As in the previous installments of this series, you can play with this yourself. Clone https://github.com/Maarten88/rrod.git, open it in Visual Studio 2017 and run both OrleansHost and Webapp projects. Start the Azure Storage emulator first. Alternatively, on Linux or OSX, you could use VS Code and run dotnet restore, dotnet build and dotnet run on those projects. The Azure Storage emulator is Windows-only, so you may also need to create and configure a “real” Azure Storage connection in the appsettings.config file. Automatic typescript model generation for C# models only works in VS 2017, install the Typewriter Add-in and change any model class to see it working. The generated typescript files are checked-in so if you don’t use Visual Studio you can still run the project, but you’ll have to synchronize javascript and C# models manually if you change something in them.

The resulting Counter page works as designed: Updates can be initiated from the client and from the server. Page rendering works server-side and client-side, and the page is updated automatically when the state changes. The complete action history is saved in an Azure Storage Table.
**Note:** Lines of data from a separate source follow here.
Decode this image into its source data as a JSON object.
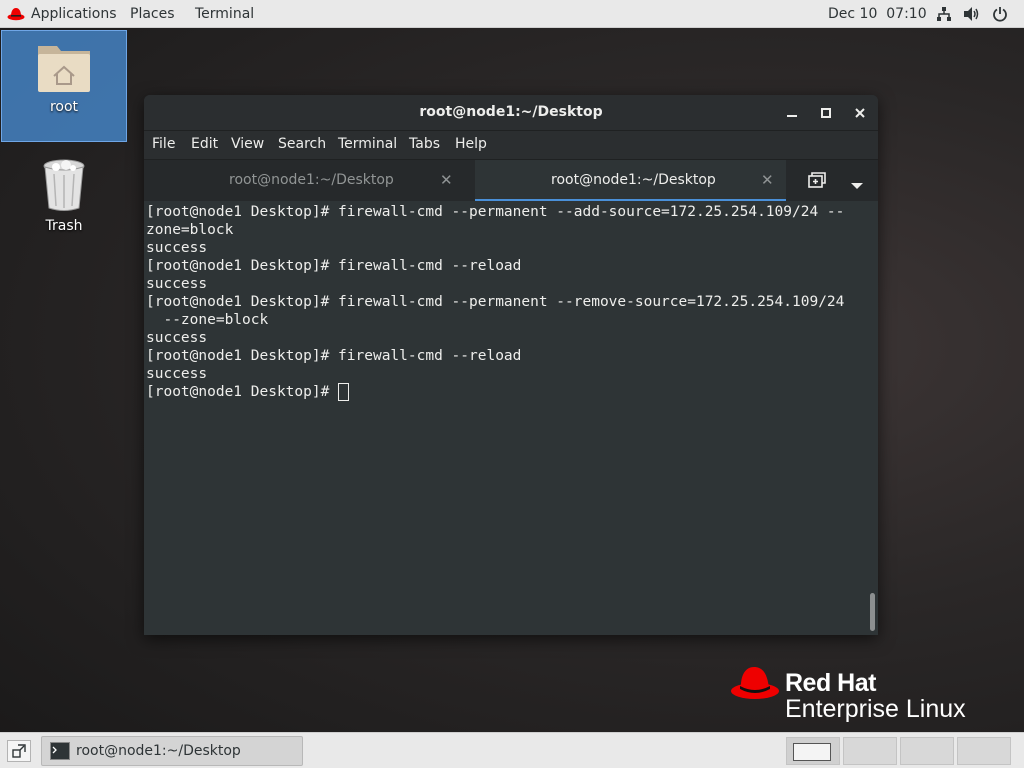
{
  "topbar": {
    "applications": "Applications",
    "places": "Places",
    "terminal": "Terminal",
    "clock": "Dec 10  07:10",
    "icons": [
      "redhat-logo-icon",
      "network-icon",
      "volume-icon",
      "power-icon"
    ]
  },
  "desktop": {
    "icons": [
      {
        "label": "root",
        "icon": "home-folder-icon",
        "selected": true
      },
      {
        "label": "Trash",
        "icon": "trash-icon",
        "selected": false
      }
    ]
  },
  "terminal_window": {
    "title": "root@node1:~/Desktop",
    "menu": [
      "File",
      "Edit",
      "View",
      "Search",
      "Terminal",
      "Tabs",
      "Help"
    ],
    "tabs": [
      {
        "label": "root@node1:~/Desktop",
        "active": false
      },
      {
        "label": "root@node1:~/Desktop",
        "active": true
      }
    ],
    "lines": [
      "[root@node1 Desktop]# firewall-cmd --permanent --add-source=172.25.254.109/24 --",
      "zone=block",
      "success",
      "[root@node1 Desktop]# firewall-cmd --reload",
      "success",
      "[root@node1 Desktop]# firewall-cmd --permanent --remove-source=172.25.254.109/24",
      "  --zone=block",
      "success",
      "[root@node1 Desktop]# firewall-cmd --reload",
      "success"
    ],
    "prompt": "[root@node1 Desktop]# "
  },
  "brand": {
    "line1": "Red Hat",
    "line2": "Enterprise Linux",
    "accent": "#ee0000"
  },
  "taskbar": {
    "window_label": "root@node1:~/Desktop",
    "workspaces": 4,
    "active_workspace": 1
  }
}
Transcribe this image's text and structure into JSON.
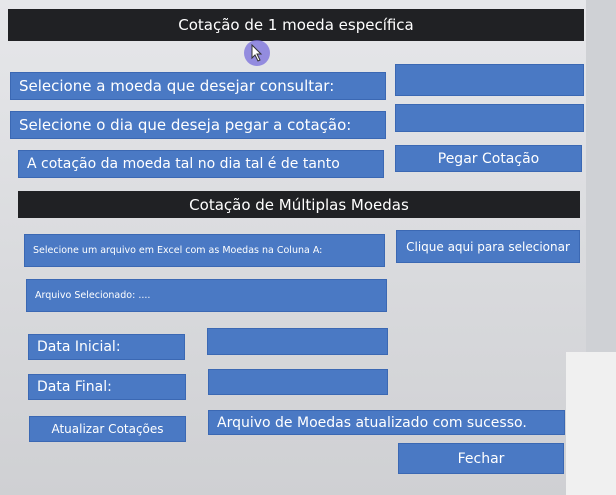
{
  "single": {
    "header": "Cotação de 1 moeda específica",
    "select_currency_label": "Selecione a moeda que desejar consultar:",
    "select_day_label": "Selecione o dia que deseja pegar a cotação:",
    "result_text": "A cotação da moeda tal no dia tal é de tanto",
    "get_button": "Pegar Cotação"
  },
  "multi": {
    "header": "Cotação de Múltiplas Moedas",
    "select_file_label": "Selecione um arquivo em Excel com as Moedas na Coluna A:",
    "select_button": "Clique aqui para selecionar",
    "selected_file_label": "Arquivo Selecionado: ....",
    "start_date_label": "Data Inicial:",
    "end_date_label": "Data Final:",
    "update_button": "Atualizar Cotações",
    "status_text": "Arquivo de Moedas atualizado com sucesso.",
    "close_button": "Fechar"
  },
  "colors": {
    "accent": "#4a79c4",
    "header_bg": "#202124"
  }
}
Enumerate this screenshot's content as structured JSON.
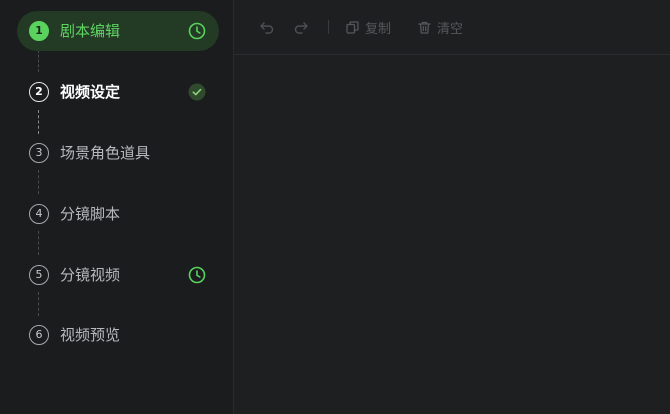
{
  "steps": [
    {
      "num": "1",
      "label": "剧本编辑",
      "state": "active",
      "status_icon": "clock-icon"
    },
    {
      "num": "2",
      "label": "视频设定",
      "state": "done",
      "status_icon": "check-circle-icon"
    },
    {
      "num": "3",
      "label": "场景角色道具",
      "state": "pending"
    },
    {
      "num": "4",
      "label": "分镜脚本",
      "state": "pending"
    },
    {
      "num": "5",
      "label": "分镜视频",
      "state": "pending",
      "status_icon": "clock-icon"
    },
    {
      "num": "6",
      "label": "视频预览",
      "state": "pending"
    }
  ],
  "toolbar": {
    "undo_icon": "undo-icon",
    "redo_icon": "redo-icon",
    "copy_label": "复制",
    "clear_label": "清空"
  },
  "colors": {
    "accent_green": "#59d35e",
    "active_bg": "#233a25",
    "background": "#1e1f21"
  }
}
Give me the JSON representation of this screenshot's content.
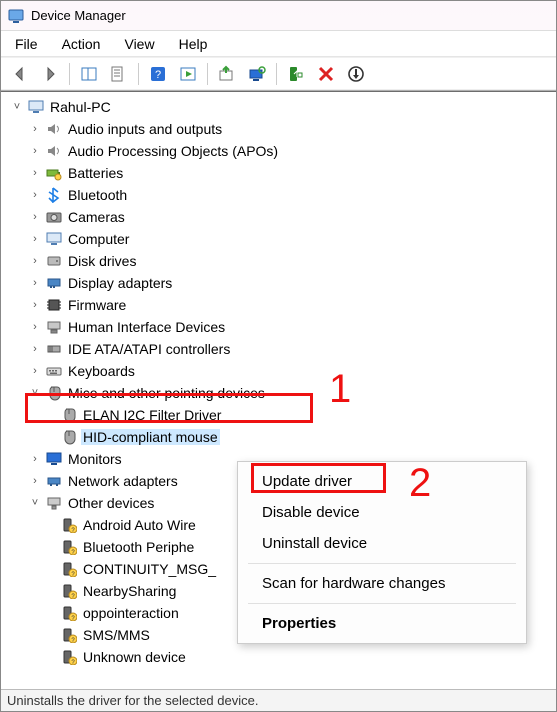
{
  "window": {
    "title": "Device Manager"
  },
  "menu": {
    "file": "File",
    "action": "Action",
    "view": "View",
    "help": "Help"
  },
  "root": {
    "label": "Rahul-PC"
  },
  "tree": {
    "audio_io": "Audio inputs and outputs",
    "audio_apo": "Audio Processing Objects (APOs)",
    "batteries": "Batteries",
    "bluetooth": "Bluetooth",
    "cameras": "Cameras",
    "computer": "Computer",
    "disk_drives": "Disk drives",
    "display_adapters": "Display adapters",
    "firmware": "Firmware",
    "hid": "Human Interface Devices",
    "ide": "IDE ATA/ATAPI controllers",
    "keyboards": "Keyboards",
    "mice": "Mice and other pointing devices",
    "mice_children": {
      "elan": "ELAN I2C Filter Driver",
      "hid_mouse": "HID-compliant mouse"
    },
    "monitors": "Monitors",
    "network": "Network adapters",
    "other": "Other devices",
    "other_children": {
      "android_auto": "Android Auto Wire",
      "bt_periph": "Bluetooth Periphe",
      "continuity": "CONTINUITY_MSG_",
      "nearby": "NearbySharing",
      "oppo": "oppointeraction",
      "smsmms": "SMS/MMS",
      "unknown": "Unknown device"
    }
  },
  "context_menu": {
    "update": "Update driver",
    "disable": "Disable device",
    "uninstall": "Uninstall device",
    "scan": "Scan for hardware changes",
    "properties": "Properties"
  },
  "annotations": {
    "one": "1",
    "two": "2"
  },
  "statusbar": {
    "text": "Uninstalls the driver for the selected device."
  }
}
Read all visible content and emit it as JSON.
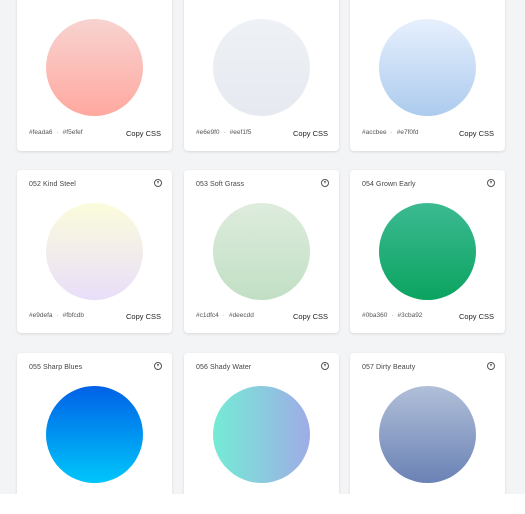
{
  "cards": [
    {
      "title": "",
      "c1": "#fcbcb8",
      "c2": "#ffa99f",
      "hex1": "#feada6",
      "hex2": "#f5efef",
      "copy": "Copy CSS"
    },
    {
      "title": "",
      "c1": "#eceff3",
      "c2": "#e6e9f0",
      "hex1": "#e6e9f0",
      "hex2": "#eef1f5",
      "copy": "Copy CSS"
    },
    {
      "title": "",
      "c1": "#e1ecfb",
      "c2": "#acc8ee",
      "hex1": "#accbee",
      "hex2": "#e7f0fd",
      "copy": "Copy CSS"
    },
    {
      "title": "052 Kind Steel",
      "c1": "#f9f7df",
      "c2": "#e8e0f3",
      "hex1": "#e9defa",
      "hex2": "#fbfcdb",
      "copy": "Copy CSS"
    },
    {
      "title": "053 Soft Grass",
      "c1": "#dbeedd",
      "c2": "#c5e3c8",
      "hex1": "#c1dfc4",
      "hex2": "#deecdd",
      "copy": "Copy CSS"
    },
    {
      "title": "054 Grown Early",
      "c1": "#3cba92",
      "c2": "#0ba360",
      "hex1": "#0ba360",
      "hex2": "#3cba92",
      "copy": "Copy CSS"
    },
    {
      "title": "055 Sharp Blues",
      "c1": "#0061e6",
      "c2": "#00c6fb",
      "hex1": "",
      "hex2": "",
      "copy": ""
    },
    {
      "title": "056 Shady Water",
      "c1": "#74ebd5",
      "c2": "#9face6",
      "hex1": "",
      "hex2": "",
      "copy": ""
    },
    {
      "title": "057 Dirty Beauty",
      "c1": "#b1bfd8",
      "c2": "#6a82b5",
      "hex1": "",
      "hex2": "",
      "copy": ""
    }
  ],
  "icons": {
    "download": "download-circle-icon"
  }
}
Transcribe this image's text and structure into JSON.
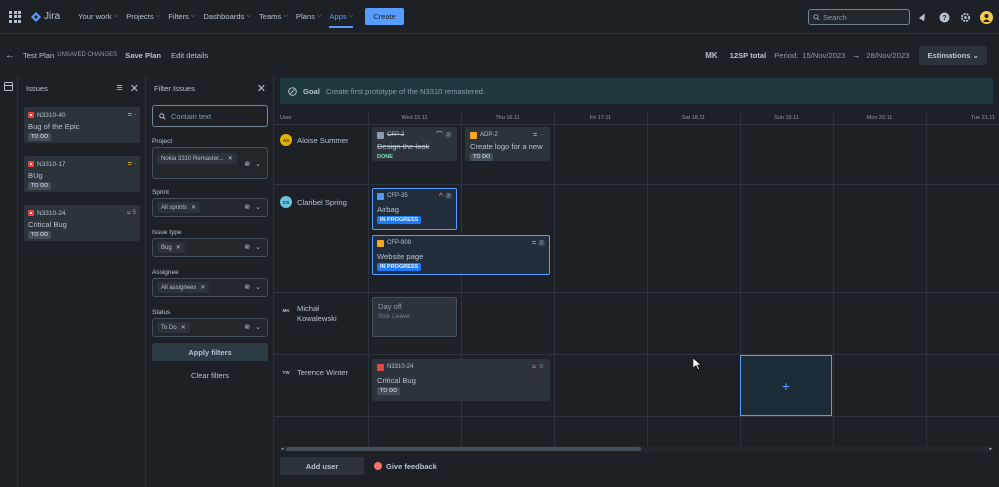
{
  "topnav": {
    "app_name": "Jira",
    "items": [
      {
        "label": "Your work"
      },
      {
        "label": "Projects"
      },
      {
        "label": "Filters"
      },
      {
        "label": "Dashboards"
      },
      {
        "label": "Teams"
      },
      {
        "label": "Plans"
      },
      {
        "label": "Apps",
        "active": true
      }
    ],
    "create_label": "Create",
    "search_placeholder": "Search",
    "icons": [
      "notification-icon",
      "help-icon",
      "settings-icon",
      "profile-avatar"
    ]
  },
  "plan_bar": {
    "title": "Test Plan",
    "unsaved": "UNSAVED CHANGES",
    "save_label": "Save Plan",
    "edit_label": "Edit details",
    "user_initials": "MK",
    "total": "12SP total",
    "period_label": "Period:",
    "period_start": "15/Nov/2023",
    "period_end": "28/Nov/2023",
    "estimations_label": "Estimations"
  },
  "issues_panel": {
    "title": "Issues",
    "cards": [
      {
        "key": "N3310-40",
        "title": "Bug of the Epic",
        "status": "TO DO",
        "priority": "=",
        "estimate": "-"
      },
      {
        "key": "N3310-17",
        "title": "BUg",
        "status": "TO DO",
        "priority": "=",
        "estimate": "-"
      },
      {
        "key": "N3310-24",
        "title": "Critical Bug",
        "status": "TO DO",
        "priority": "≈",
        "estimate": "5"
      }
    ]
  },
  "filter_panel": {
    "title": "Filter Issues",
    "search_placeholder": "Contain text",
    "project_label": "Project",
    "project_value": "Nokia 3310 Remaster...",
    "sprint_label": "Sprint",
    "sprint_value": "All sprints",
    "issue_type_label": "Issue type",
    "issue_type_value": "Bug",
    "assignee_label": "Assignee",
    "assignee_value": "All assignees",
    "status_label": "Status",
    "status_value": "To Do",
    "apply_label": "Apply filters",
    "clear_label": "Clear filters"
  },
  "goal": {
    "label": "Goal",
    "text": "Create first prototype of the N3310 remastered."
  },
  "calendar": {
    "user_col_label": "User",
    "days": [
      "Wed 15.11",
      "Thu 16.11",
      "Fri 17.11",
      "Sat 18.11",
      "Sun 19.11",
      "Mon 20.11",
      "Tue 21.11"
    ],
    "users": [
      {
        "initials": "AS",
        "name": "Aloise Summer",
        "color": "#e2b203"
      },
      {
        "initials": "CS",
        "name": "Claribel Spring",
        "color": "#6cc3e0"
      },
      {
        "initials": "MK",
        "name": "Michał Kowalewski",
        "color": "#1d2125"
      },
      {
        "initials": "TW",
        "name": "Terence Winter",
        "color": "#1d2125"
      }
    ],
    "events": {
      "cfp2": {
        "key": "CFP-2",
        "title": "Design the look",
        "status": "DONE",
        "estimate": "2"
      },
      "adp2": {
        "key": "ADP-2",
        "title": "Create logo for a new ...",
        "status": "TO DO",
        "estimate": "-"
      },
      "cfp35": {
        "key": "CFP-35",
        "title": "Airbag",
        "status": "IN PROGRESS",
        "estimate": "3"
      },
      "cfp909": {
        "key": "CFP-909",
        "title": "Website page",
        "status": "IN PROGRESS",
        "estimate": "2"
      },
      "dayoff": {
        "title": "Day off",
        "subtitle": "Sick Leave"
      },
      "n24": {
        "key": "N3310-24",
        "title": "Critical Bug",
        "status": "TO DO",
        "estimate": "5"
      }
    },
    "add_symbol": "+"
  },
  "footer": {
    "add_user_label": "Add user",
    "feedback_label": "Give feedback"
  }
}
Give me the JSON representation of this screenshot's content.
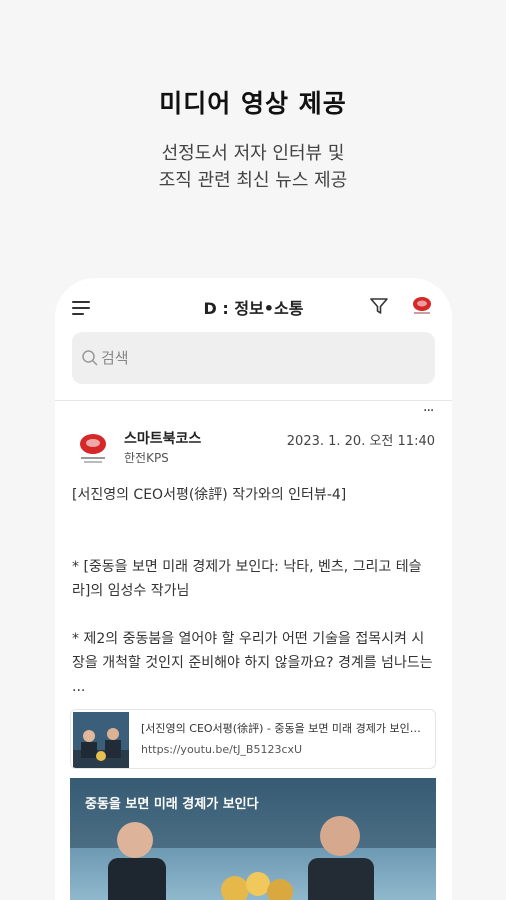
{
  "promo": {
    "title": "미디어 영상 제공",
    "subtitle_line1": "선정도서 저자 인터뷰 및",
    "subtitle_line2": "조직 관련 최신 뉴스 제공"
  },
  "app": {
    "title": "D : 정보•소통",
    "icons": {
      "menu": "menu-icon",
      "filter": "filter-icon",
      "brand": "brand-logo-icon"
    }
  },
  "search": {
    "placeholder": "검색"
  },
  "post": {
    "more": "···",
    "author": "스마트북코스",
    "org": "한전KPS",
    "datetime": "2023. 1. 20. 오전 11:40",
    "body": "[서진영의 CEO서평(徐評) 작가와의 인터뷰-4]\n\n\n* [중동을 보면 미래 경제가 보인다: 낙타, 벤츠, 그리고 테슬라]의 임성수 작가님\n\n* 제2의 중동붐을 열어야 할 우리가 어떤 기술을 접목시켜 시장을 개척할 것인지 준비해야 하지 않을까요? 경계를 넘나드는 ..."
  },
  "link_card": {
    "title": "[서진영의 CEO서평(徐評) - 중동을 보면 미래 경제가 보인다 - 낙타, 벤츠, 그리고 테슬라]",
    "url": "https://youtu.be/tJ_B5123cxU"
  },
  "video": {
    "title": "중동을 보면 미래 경제가 보인다"
  },
  "colors": {
    "brand_red": "#d62828",
    "background": "#f6f6f6"
  }
}
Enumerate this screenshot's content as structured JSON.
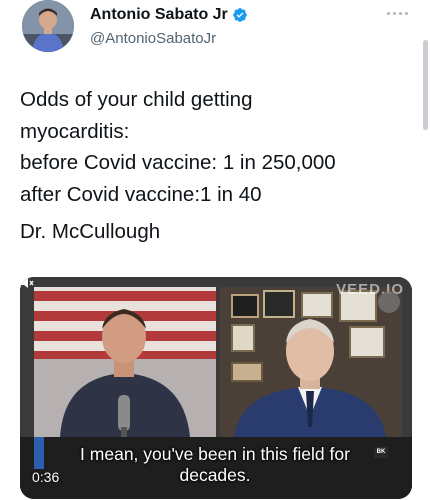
{
  "author": {
    "name": "Antonio Sabato Jr",
    "handle": "@AntonioSabatoJr",
    "avatar_icon": "profile-photo",
    "verified_icon": "verified-badge-icon",
    "verified_color": "#1d9bf0"
  },
  "tweet": {
    "lines": [
      "Odds of your child getting",
      "myocarditis:",
      "before Covid vaccine: 1 in 250,000",
      "after Covid vaccine:1 in 40",
      "Dr. McCullough"
    ]
  },
  "video": {
    "watermark": "VEED.IO",
    "caption_line1": "I mean, you've been in this field for",
    "caption_line2": "decades.",
    "timestamp": "0:36",
    "badge": "BK",
    "icons": [
      "settings-gear-icon",
      "volume-icon"
    ]
  }
}
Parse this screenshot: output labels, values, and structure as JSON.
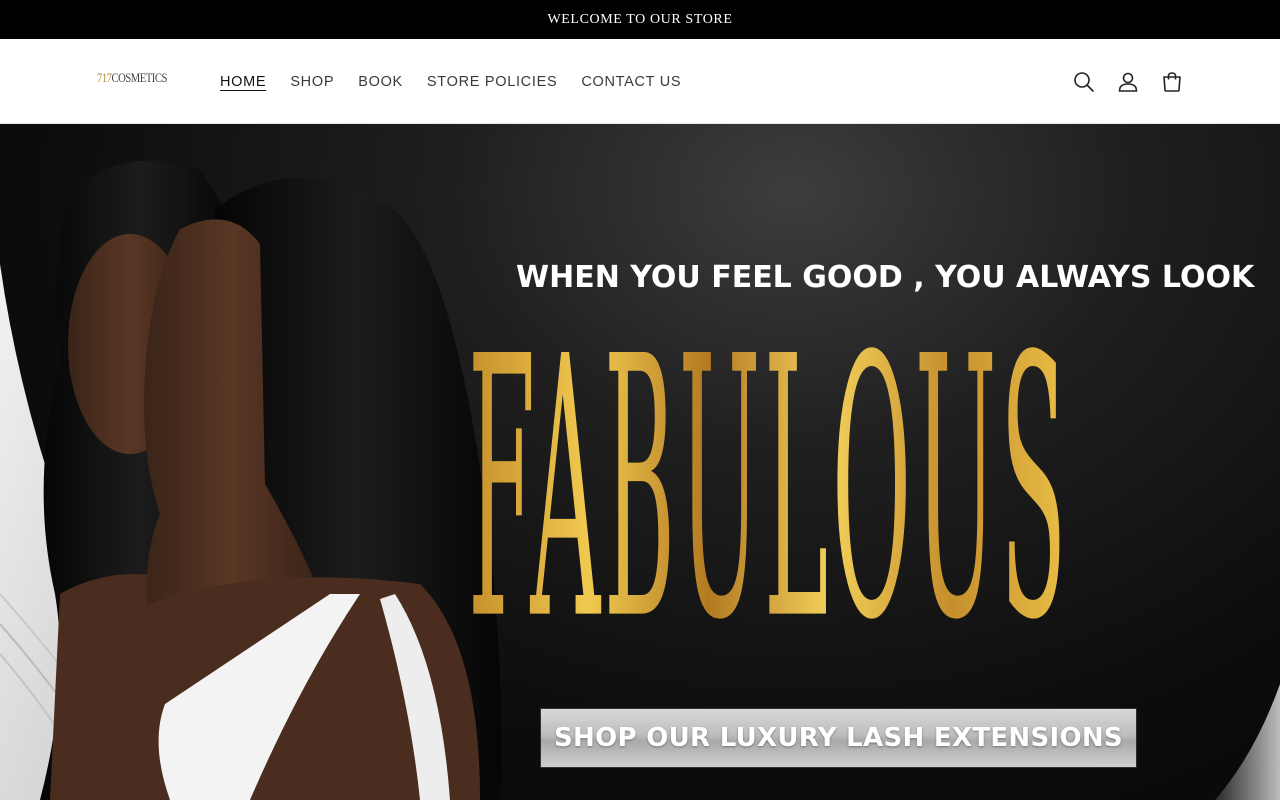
{
  "announcement": {
    "text": "WELCOME TO OUR STORE"
  },
  "header": {
    "logo": {
      "number": "717",
      "name": "COSMETICS"
    },
    "nav": [
      {
        "label": "HOME",
        "active": true
      },
      {
        "label": "SHOP"
      },
      {
        "label": "BOOK"
      },
      {
        "label": "STORE POLICIES"
      },
      {
        "label": "CONTACT US"
      }
    ],
    "icons": [
      "search-icon",
      "account-icon",
      "cart-icon"
    ]
  },
  "hero": {
    "tagline": "WHEN YOU FEEL GOOD , YOU ALWAYS LOOK",
    "headline": "FABULOUS",
    "cta": "SHOP OUR LUXURY LASH EXTENSIONS"
  },
  "colors": {
    "announcement_bg": "#000000",
    "gold": "#e0b445",
    "hero_bg": "#0d0d0d"
  }
}
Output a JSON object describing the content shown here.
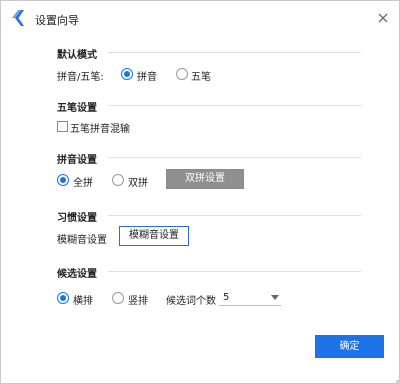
{
  "window": {
    "title": "设置向导"
  },
  "sections": {
    "default_mode": {
      "title": "默认模式",
      "row_label": "拼音/五笔:",
      "options": [
        {
          "label": "拼音",
          "checked": true
        },
        {
          "label": "五笔",
          "checked": false
        }
      ]
    },
    "wubi": {
      "title": "五笔设置",
      "checkbox_label": "五笔拼音混输",
      "checked": false
    },
    "pinyin": {
      "title": "拼音设置",
      "options": [
        {
          "label": "全拼",
          "checked": true
        },
        {
          "label": "双拼",
          "checked": false
        }
      ],
      "button_label": "双拼设置"
    },
    "habit": {
      "title": "习惯设置",
      "row_label": "模糊音设置",
      "button_label": "模糊音设置"
    },
    "candidates": {
      "title": "候选设置",
      "options": [
        {
          "label": "横排",
          "checked": true
        },
        {
          "label": "竖排",
          "checked": false
        }
      ],
      "count_label": "候选词个数",
      "count_value": "5"
    }
  },
  "footer": {
    "confirm_label": "确定"
  },
  "colors": {
    "accent": "#1d72e8",
    "logo": "#2f6fe0",
    "disabled_button": "#8f8f8f"
  },
  "icons": {
    "logo": "app-logo-icon",
    "close": "close-icon",
    "dropdown": "chevron-down-icon"
  }
}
If you start at the Home page, navigate to the Counter page, increment the counter you’ll see that the Counter page is rendered client-side. View-source will show an incorrect count. Do a refresh while on the Counter page and you’ll see that the page is re-rendered server-side, and you see the correct current count in the html source.

Deleting the session cookie and refreshing the page will generate a new session, resetting the counter to its initial value of zero. Don’t worry if you start a timer and then leave the grain behind: Orleans will let the grain run for some time and then deactivates it automatically when it doesn’t receive input anymore. If you want a grain to persistently reactivate, you can use an Orleans Reminder.

Limitations

The only limitation of an Orleans-based architecture that I ran into is that it provides no built-in way of searching for data, or doing interactive analysis on data. Modelling actors in a smart way can often avoid the need for an index, but sometimes you just need to search through a big pile of static data and loading all of it in memory as actor objects is not feasible. This can only be efficiently implemented with an index. I used Elastic Search or Azure Search as a addition to my Orleans projects to fill that gap, for instance to provide an faceted search and navigation feature. If you need powerful reporting then PowerBI is another good addition to Orleans.

At Microsoft Research, where Orleans is developed, they apparently ran into this limitation too, and smart people there have been working on built-in actor indexing. They tell me their code will be released sometime soon, just like support for distributed transactional actors, a limitation that I didn’t encounter myself yet. So even these limitations may go away eventually.